Classification (COI)
Règne Animalia
Embranchement Chordata
Sous-embr. Vertebrata
Classe Aves
Ordre Galliformes
Famille Phasianidae
Genre Tetraogallus

Nom binominal

Tetraogallus altaicus
(Gebler, 1836)

Statut de conservation UICN

( LC )
LC  : Préoccupation mineure

Le tétraogalle de l'Altaï (Tetraogallus altaicus) est une espèce d'oiseaux de la famille des Phasianidae. Elle a été découverte par Friedrich August von Gebler en 1836.

Distribution[modifier | modifier le code]

Ouest de la Mongolie, dans le massif de l’Altai, de l’extrême est du Kazakhstan à l’est du désert de Gobi. Il a été récemment découvert plus au nord, en Russie, dans les montagnes Sayan et plus au sud, en Chine, dans le Xinjiang, à la frontière de la Mongolie.

Sous-espèce[modifier | modifier le code]

Cette espèce présente de grandes variations morphologiques. Une forme plus claire, rencontrée à l’est, dans le désert de Gobi, a été décrite sous le nom de T. a. orientalis, mais sa validité ne fait pas l'objet d'un consensus.
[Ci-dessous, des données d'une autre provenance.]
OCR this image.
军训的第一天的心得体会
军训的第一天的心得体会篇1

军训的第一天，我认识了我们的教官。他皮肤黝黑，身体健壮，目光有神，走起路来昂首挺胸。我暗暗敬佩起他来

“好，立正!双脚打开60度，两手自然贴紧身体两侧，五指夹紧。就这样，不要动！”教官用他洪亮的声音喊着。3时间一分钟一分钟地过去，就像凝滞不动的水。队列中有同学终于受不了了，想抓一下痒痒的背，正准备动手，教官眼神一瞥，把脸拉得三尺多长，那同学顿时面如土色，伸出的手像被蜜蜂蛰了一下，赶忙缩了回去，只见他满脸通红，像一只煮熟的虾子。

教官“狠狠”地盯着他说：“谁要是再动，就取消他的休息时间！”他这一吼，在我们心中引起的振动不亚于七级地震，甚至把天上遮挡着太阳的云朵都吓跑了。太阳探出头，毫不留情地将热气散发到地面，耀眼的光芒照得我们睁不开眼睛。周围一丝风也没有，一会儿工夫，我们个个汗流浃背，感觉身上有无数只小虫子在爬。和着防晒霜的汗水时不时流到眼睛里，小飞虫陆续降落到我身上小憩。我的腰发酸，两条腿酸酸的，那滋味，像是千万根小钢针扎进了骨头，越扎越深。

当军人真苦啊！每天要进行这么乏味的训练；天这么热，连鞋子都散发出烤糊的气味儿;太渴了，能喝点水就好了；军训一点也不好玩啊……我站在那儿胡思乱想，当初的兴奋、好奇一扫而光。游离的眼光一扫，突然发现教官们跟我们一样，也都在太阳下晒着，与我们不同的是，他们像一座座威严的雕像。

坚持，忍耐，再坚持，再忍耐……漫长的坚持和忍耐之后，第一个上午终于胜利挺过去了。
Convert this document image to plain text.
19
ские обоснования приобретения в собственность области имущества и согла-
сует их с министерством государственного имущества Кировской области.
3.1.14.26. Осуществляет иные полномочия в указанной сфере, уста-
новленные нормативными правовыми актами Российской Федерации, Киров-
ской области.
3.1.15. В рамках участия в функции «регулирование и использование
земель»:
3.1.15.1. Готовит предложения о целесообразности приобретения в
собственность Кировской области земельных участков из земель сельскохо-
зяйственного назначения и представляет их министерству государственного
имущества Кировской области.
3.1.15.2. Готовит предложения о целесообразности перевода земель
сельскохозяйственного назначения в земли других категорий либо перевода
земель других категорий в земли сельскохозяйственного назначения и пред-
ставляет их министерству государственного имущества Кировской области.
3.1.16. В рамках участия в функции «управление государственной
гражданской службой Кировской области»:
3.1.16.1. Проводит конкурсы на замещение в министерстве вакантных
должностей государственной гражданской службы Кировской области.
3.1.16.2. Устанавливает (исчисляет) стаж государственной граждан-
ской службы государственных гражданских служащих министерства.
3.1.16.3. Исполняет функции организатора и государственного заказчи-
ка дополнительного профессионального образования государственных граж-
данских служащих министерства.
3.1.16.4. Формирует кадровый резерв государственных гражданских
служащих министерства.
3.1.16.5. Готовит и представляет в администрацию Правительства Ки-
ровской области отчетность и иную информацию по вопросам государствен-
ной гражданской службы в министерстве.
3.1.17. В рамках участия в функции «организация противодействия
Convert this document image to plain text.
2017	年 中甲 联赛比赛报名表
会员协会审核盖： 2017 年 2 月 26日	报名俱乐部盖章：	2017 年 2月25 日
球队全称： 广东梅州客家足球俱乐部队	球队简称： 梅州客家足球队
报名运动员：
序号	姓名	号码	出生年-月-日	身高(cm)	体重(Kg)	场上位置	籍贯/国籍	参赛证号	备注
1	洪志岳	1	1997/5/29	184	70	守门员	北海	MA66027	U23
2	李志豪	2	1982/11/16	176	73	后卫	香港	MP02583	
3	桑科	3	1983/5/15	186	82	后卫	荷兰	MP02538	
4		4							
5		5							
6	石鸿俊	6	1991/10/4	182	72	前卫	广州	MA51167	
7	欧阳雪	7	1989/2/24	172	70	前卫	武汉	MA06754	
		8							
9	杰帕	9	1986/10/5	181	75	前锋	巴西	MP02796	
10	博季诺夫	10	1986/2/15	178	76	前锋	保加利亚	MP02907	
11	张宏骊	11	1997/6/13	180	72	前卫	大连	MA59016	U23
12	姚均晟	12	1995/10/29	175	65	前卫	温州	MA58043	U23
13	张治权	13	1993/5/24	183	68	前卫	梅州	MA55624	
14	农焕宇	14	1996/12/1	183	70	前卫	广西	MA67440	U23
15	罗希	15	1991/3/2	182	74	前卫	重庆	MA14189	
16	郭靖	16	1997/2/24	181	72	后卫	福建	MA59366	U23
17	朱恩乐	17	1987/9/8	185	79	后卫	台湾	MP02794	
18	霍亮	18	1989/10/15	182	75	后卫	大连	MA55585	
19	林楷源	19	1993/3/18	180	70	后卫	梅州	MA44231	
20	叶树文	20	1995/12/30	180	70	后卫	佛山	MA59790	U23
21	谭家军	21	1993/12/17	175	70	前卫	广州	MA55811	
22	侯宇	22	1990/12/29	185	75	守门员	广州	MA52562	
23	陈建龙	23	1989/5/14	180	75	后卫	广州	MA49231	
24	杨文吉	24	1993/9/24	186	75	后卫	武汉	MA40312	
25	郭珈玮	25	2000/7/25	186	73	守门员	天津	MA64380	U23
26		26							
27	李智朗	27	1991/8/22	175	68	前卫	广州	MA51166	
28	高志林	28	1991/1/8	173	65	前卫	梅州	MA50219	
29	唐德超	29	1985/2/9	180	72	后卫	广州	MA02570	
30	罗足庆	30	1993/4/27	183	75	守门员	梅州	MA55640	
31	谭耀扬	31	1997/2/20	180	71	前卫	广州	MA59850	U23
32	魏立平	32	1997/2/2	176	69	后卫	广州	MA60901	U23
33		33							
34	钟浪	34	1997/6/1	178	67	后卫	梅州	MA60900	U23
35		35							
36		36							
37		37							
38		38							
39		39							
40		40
Habitat[modifier | modifier le code]

Ce tétraogalle préfère les reliefs montagneux très accidentés, entrecoupés de profonds ravins, de gorges à pic, entre 2000 et 3600m. Il se rencontre également sur les parties supérieures des versants secs enherbés. Il peut descendre jusqu’à la limite des arbres, surtout si ceux-ci sont clairsemés, et même plus bas (400m) si l’habitat lui convient, par exemple sur une pente sèche exposée sud et dénudée, mais il évite les zones forestières et les vallées (Lukianov 1992).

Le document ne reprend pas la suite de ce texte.